Open arthurp opened 5 years ago
Some notes about my work on this:
The issue is almost certainly a case of a missing haltToken on a counter not an extra newToken. I think John already concluded this, but I can confirm because adding yields (Thread.yield() calls to change thread interleaving) around haltToken causes the the hang to happen less (a lot less in my test case), whereas adding yields around newToken doesn't.
This result also implies that the hang case involves code around a haltToken winning a race with another thread. I was not able to find code where adding yield makes the hang more likely, so I don't know anything about the other side of the race.
The hang only requires 2 software threads and 1 hardware thread. In fact the hang was most likely (at least with my configuration and test program) when running with a fixed 2 worker threads and all threads pinned to a single core. This implies that the race does not require tight interlacing (only a few instructions of one thread and then jumping back to the other).
The hang does not require that code be compiled by truffle.
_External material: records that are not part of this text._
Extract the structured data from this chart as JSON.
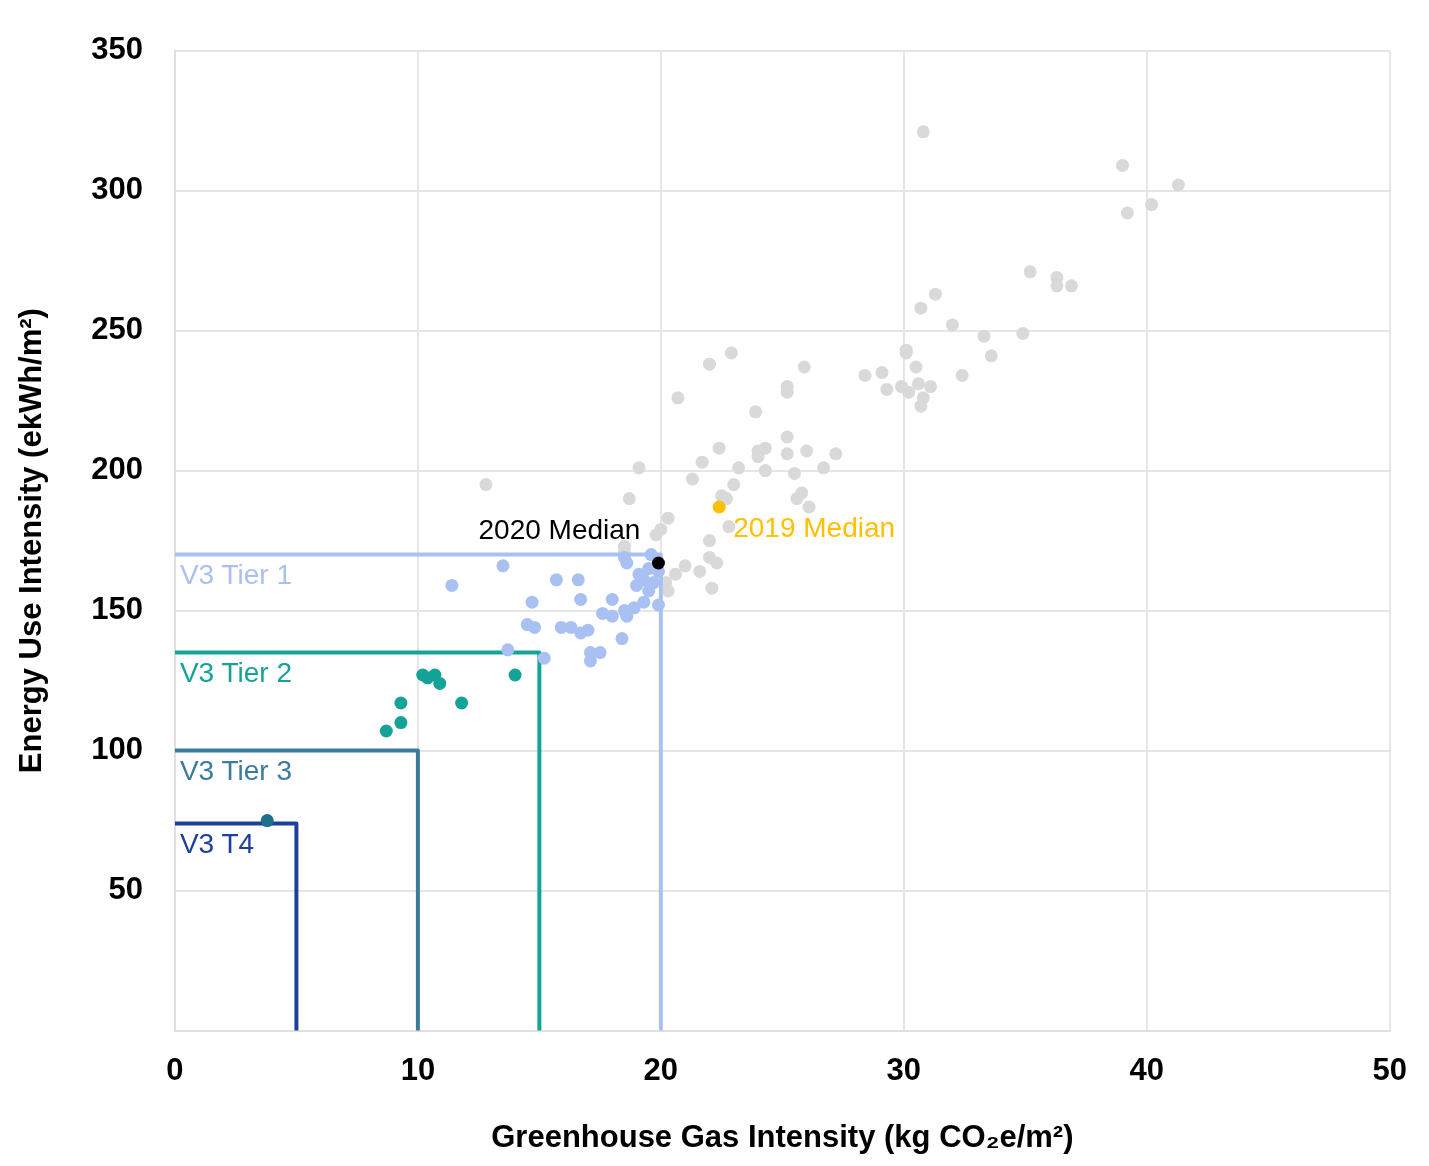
{
  "chart_data": {
    "type": "scatter",
    "xlabel": "Greenhouse Gas Intensity (kg CO₂e/m²)",
    "ylabel": "Energy Use Intensity (ekWh/m²)",
    "xlim": [
      0,
      50
    ],
    "xticks": [
      0,
      10,
      20,
      30,
      40,
      50
    ],
    "ylim": [
      0,
      350
    ],
    "yticks": [
      50,
      100,
      150,
      200,
      250,
      300,
      350
    ],
    "grid": true,
    "legend": false,
    "marker": "circle",
    "series": [
      {
        "color": "#d9d9d9",
        "x": [
          30.8,
          39.0,
          41.3,
          39.2,
          40.2,
          35.2,
          36.3,
          36.3,
          36.9,
          31.3,
          30.7,
          32.0,
          33.3,
          34.9,
          33.6,
          30.1,
          30.1,
          30.5,
          28.4,
          29.1,
          29.3,
          29.9,
          30.2,
          30.6,
          31.1,
          30.8,
          30.7,
          32.4,
          22.9,
          22.0,
          25.9,
          25.2,
          25.2,
          20.7,
          23.9,
          25.2,
          26.0,
          27.2,
          25.2,
          24.3,
          24.0,
          24.0,
          22.4,
          21.7,
          23.2,
          24.3,
          25.5,
          26.7,
          19.1,
          21.3,
          23.0,
          25.8,
          25.6,
          26.1,
          22.5,
          22.7,
          18.7,
          12.8,
          20.3,
          20.0,
          19.8,
          22.8,
          22.0,
          22.0,
          22.3,
          21.0,
          20.6,
          21.6,
          22.1,
          20.2,
          20.3,
          18.5,
          18.5
        ],
        "values": [
          321,
          309,
          302,
          292,
          295,
          271,
          269,
          266,
          266,
          263,
          258,
          252,
          248,
          249,
          241,
          243,
          242,
          237,
          234,
          235,
          229,
          230,
          228,
          231,
          230,
          226,
          223,
          234,
          242,
          238,
          237,
          230,
          228,
          226,
          221,
          212,
          207,
          206,
          206,
          208,
          207,
          205,
          208,
          203,
          201,
          200,
          199,
          201,
          201,
          197,
          195,
          192,
          190,
          187,
          191,
          190,
          190,
          195,
          183,
          179,
          177,
          180,
          175,
          169,
          167,
          166,
          163,
          164,
          158,
          160,
          157,
          173,
          171
        ]
      },
      {
        "type": "line",
        "marker": "none",
        "name": "V3 Tier 1",
        "color": "#a9c1f2",
        "x": [
          0,
          20,
          20
        ],
        "values": [
          170,
          170,
          0
        ]
      },
      {
        "type": "line",
        "marker": "none",
        "name": "V3 Tier 2",
        "color": "#14a396",
        "x": [
          0,
          15,
          15
        ],
        "values": [
          135,
          135,
          0
        ]
      },
      {
        "type": "line",
        "marker": "none",
        "name": "V3 Tier 3",
        "color": "#3b7b9c",
        "x": [
          0,
          10,
          10
        ],
        "values": [
          100,
          100,
          0
        ]
      },
      {
        "type": "line",
        "marker": "none",
        "name": "V3 T4",
        "color": "#1f3f9e",
        "x": [
          0,
          5,
          5
        ],
        "values": [
          74,
          74,
          0
        ]
      },
      {
        "color": "#a9c1f2",
        "x": [
          13.5,
          11.4,
          15.7,
          16.6,
          16.7,
          14.7,
          14.5,
          14.8,
          15.9,
          16.3,
          16.7,
          17.0,
          13.7,
          15.2,
          17.1,
          17.5,
          17.1,
          18.4,
          17.6,
          18.0,
          18.0,
          18.5,
          18.6,
          18.9,
          19.0,
          18.5,
          18.6,
          19.1,
          19.6,
          19.5,
          19.3,
          19.5,
          19.9,
          19.3,
          19.7,
          19.9
        ],
        "values": [
          166,
          159,
          161,
          161,
          154,
          153,
          145,
          144,
          144,
          144,
          142,
          143,
          136,
          133,
          135,
          135,
          132,
          140,
          149,
          148,
          154,
          150,
          148,
          151,
          159,
          169,
          167,
          163,
          170,
          165,
          161,
          157,
          152,
          153,
          160,
          164
        ]
      },
      {
        "color": "#14a396",
        "x": [
          9.3,
          9.3,
          8.7,
          10.2,
          10.4,
          10.7,
          10.9,
          11.8,
          14.0
        ],
        "values": [
          117,
          110,
          107,
          127,
          126,
          127,
          124,
          117,
          127
        ]
      },
      {
        "color": "#1d6f8c",
        "x": [
          3.8
        ],
        "values": [
          75
        ]
      },
      {
        "name": "2020 Median",
        "color": "#000000",
        "x": [
          19.9
        ],
        "values": [
          167
        ]
      },
      {
        "name": "2019 Median",
        "color": "#ffc000",
        "x": [
          22.4
        ],
        "values": [
          187
        ]
      }
    ]
  }
}
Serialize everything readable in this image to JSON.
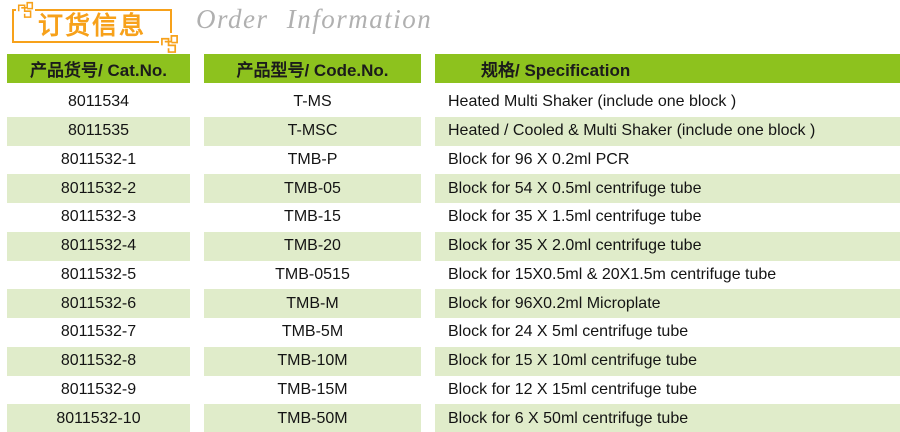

Kinda obvious given how fast it happens, but maybe useful to rule out some issues.
The hang only seems to happen during the return from recursive functions. I'm not sure of this (it could be the test case we are using), but there are definitely hints in terms of what is required to make the hang occur. Function calls in general have a lot of effect. For instance, some Orc functions are required for the hang (inlining the Orc function body eliminates the hang). This may imply that the issue has to do with how Orc functions are encoded in Porc.
Adding Sequentialize() (which disables the creation of most spawns in it's scope, including those from parallel) in some parts of the code doesn't change anything, but in others the it will eliminate the hang.
In some cases I found that a print would not prevent the hang, but a Logger call would. This makes me think that the locking involved in Logger are critical to preventing the hang.
Things that I think should be investigated further:
https://gist.github.com/arthurp/85482e7768df3717bc2847f0f10e6f39
I wrote a script which runs the test repeatedly and modified the test case somewhat. I'm sure it will need hacking to make it work for other people, but it should provide a start.
The cause is currently unknown. TODO: Fill in details of the problem here.